An dieser Stelle muss ich das Rad nicht neu erfinden. Wozu auch? Es existieren bereits zahlreiche gute Ausführungen zum Begriff der Skalierung. Schauen wir uns also einfach mal genau an, was Skalierung genau bedeutet und ziehen eine prinzipielle Definition heran.

„Der Begriff „Skalieren“ wird in zahlreichen Zusammenhängen verwendet. Abgeleitet wird skalieren von dem italienischen Wort „scalae“, was Treppe bedeutet und eine erste Idee von der Bedeutung gibt. Allgemein beschreibt Skalierung eine Größenveränderung.”

Das ist schon mal sehr spannend. Die Rede ist hier von einer Treppe respektive Größenveränderung, eben dadurch, dass ich die Treppe benutze und einen Schritt nach dem anderen nach oben wandere. Um einen Schritt, nach dem anderen die Treppe hinaufzuwandern, muss ich jedoch immer eine gewisse Bedingung erfüllen. In diesem Fall einen Fuß vor den Anderen. Viele nehmen jedoch 3,4 oder 5 Schritte auf einmal und fallen auf die Nase.

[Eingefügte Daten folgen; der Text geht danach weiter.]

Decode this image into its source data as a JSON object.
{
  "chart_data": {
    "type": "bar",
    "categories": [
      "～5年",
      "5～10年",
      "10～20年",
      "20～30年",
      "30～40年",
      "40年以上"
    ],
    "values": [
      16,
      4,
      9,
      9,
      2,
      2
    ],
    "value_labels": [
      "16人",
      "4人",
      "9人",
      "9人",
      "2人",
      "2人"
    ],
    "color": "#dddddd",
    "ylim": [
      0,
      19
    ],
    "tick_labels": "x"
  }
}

Was wird noch zu Skalierung gesagt?

„Skalieren bedeutet, im betriebswirtschaftlichen Sinne, die Fähigkeit den Umsatz zu steigern, ohne gleichzeitig größere Investitionen (beispielsweise für Produktion und Infrastruktur) tätigen zu müssen.”

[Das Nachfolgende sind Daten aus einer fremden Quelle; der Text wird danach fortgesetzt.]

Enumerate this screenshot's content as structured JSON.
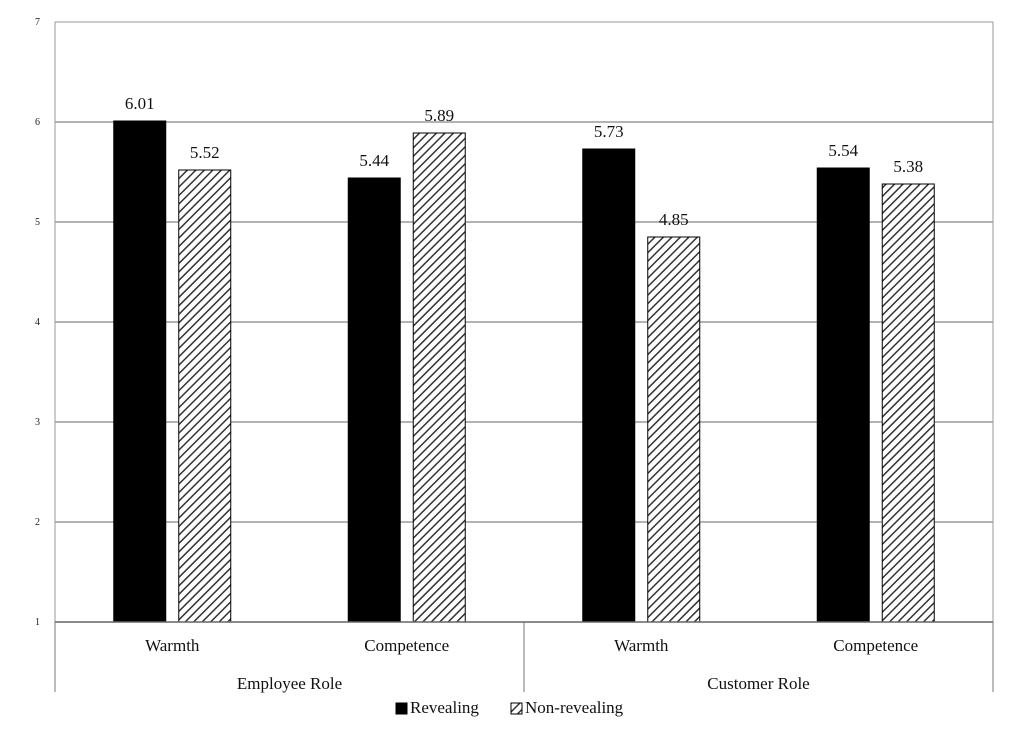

In dieser Definition steckt auch ein sehr spannendes Keyword, nämlich Fähigkeit. Eine Fähigkeit muss ich erst erlangen, um sie anzuwenden.

Ich definiere Skalierung wie folgt: “Den Output von etwas erhöhen, was bereits gut funktioniert.” Das ist simpel und auf den Punkt gebracht. Du darfst Dir infolgedessen bewusst machen, dass Skalierung prinzipiell eine Skalierbarkeit voraussetzt. Ohne Skalierbarkeit erfolgt keine Skalierung. Und das ist auch schon Punkt 1, den ich viele Marketer immer wieder falsch machen sehe. Es wird groß über Skalierung gesprochen, ohne die entsprechenden Weichen dafür gestellt zu haben. Welche Weichen für eine richtige Skalierung zu stellen sind, besprechen wir in diesem Artikel noch genauer.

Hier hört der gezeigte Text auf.